Some of these patients have a history of familial adenomatous polyposis coli. In some cases, the diagnosis of familial adenomatous polyposis coli was established after that of the CNS neoplasm, or the adenocarcinoma of the colon developed years after the primary brain tumor. Medulloblastoma usually presents at a younger age than colonic polyps. It is very rare for a patient with Turcot syndrome to develop more than 1 type of CNS neoplasm (McLaughlin et al 1998).

Polyposis of the colon may be asymptomatic in the earlier stages. A large polyp can cause obstruction of the colonic lumen requiring emergency surgery (Shibata et al 1999). Carcinomatous changes usually lead to rectal bleeding.

Skin manifestations of patients with Turcot syndrome may include cafe-au-lait (as also seen with neurofibromatosis type 1) and other pigmented spots, sebaceous cysts, and basal cell carcinomas (Itoh et al 1993). Multiple cutaneous lesions are present in more than 30% of patients with Turcot syndrome.

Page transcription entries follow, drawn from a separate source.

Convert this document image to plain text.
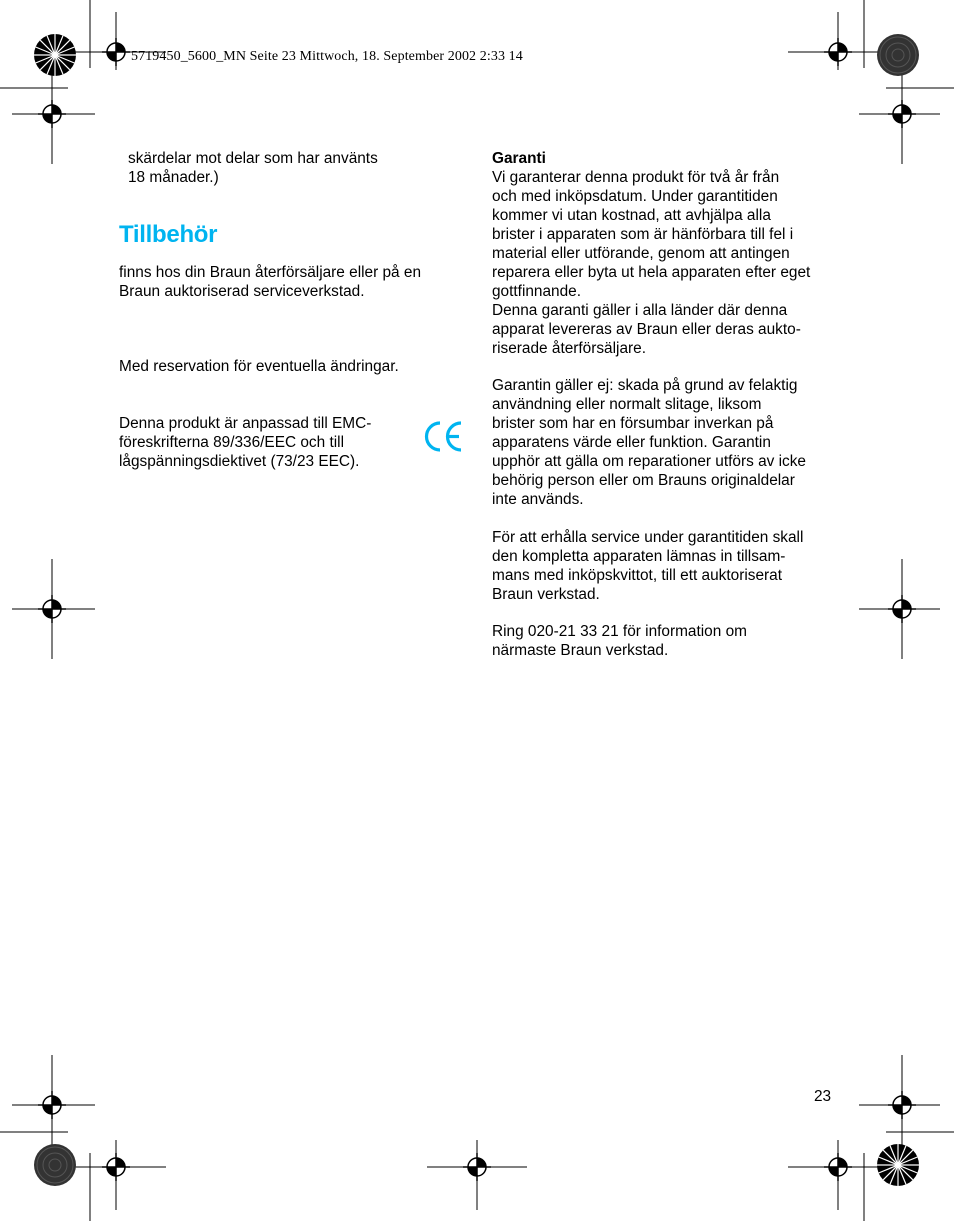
5719450_5600_MN Seite 23 Mittwoch, 18. September 2002 2:33 14
skärdelar mot delar som har använts
18 månader.)
Tillbehör
finns hos din Braun återförsäljare eller på en
Braun auktoriserad serviceverkstad.
Med reservation för eventuella ändringar.
Denna produkt är anpassad till EMC-
föreskrifterna 89/336/EEC och till
lågspänningsdiektivet (73/23 EEC).
Garanti
Vi garanterar denna produkt för två år från
och med inköpsdatum. Under garantitiden
kommer vi utan kostnad, att avhjälpa alla
brister i apparaten som är hänförbara till fel i
material eller utförande, genom att antingen
reparera eller byta ut hela apparaten efter eget
gottfinnande.
Denna garanti gäller i alla länder där denna
apparat levereras av Braun eller deras aukto-
riserade återförsäljare.
Garantin gäller ej: skada på grund av felaktig
användning eller normalt slitage, liksom
brister som har en försumbar inverkan på
apparatens värde eller funktion. Garantin
upphör att gälla om reparationer utförs av icke
behörig person eller om Brauns originaldelar
inte används.
För att erhålla service under garantitiden skall
den kompletta apparaten lämnas in tillsam-
mans med inköpskvittot, till ett auktoriserat
Braun verkstad.
Ring 020-21 33 21 för information om
närmaste Braun verkstad.
23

Ophthalmological findings in Turcot syndrome include diplopia due to cranial nerve palsies resulting from a brainstem glioma and oval pigmented ocular fundus lesions (Ninclaus et al 2017).

Prognosis and complications

The prognosis of Turcot syndrome is generally poor. More than two-thirds of the patients die within 5 years of the manifestation of the disease s first symptoms, but survival may be exceptionally long in some cases. Rarely, the diagnosis of Turcot syndrome is made at autopsy (Sarin and Bernath 2008).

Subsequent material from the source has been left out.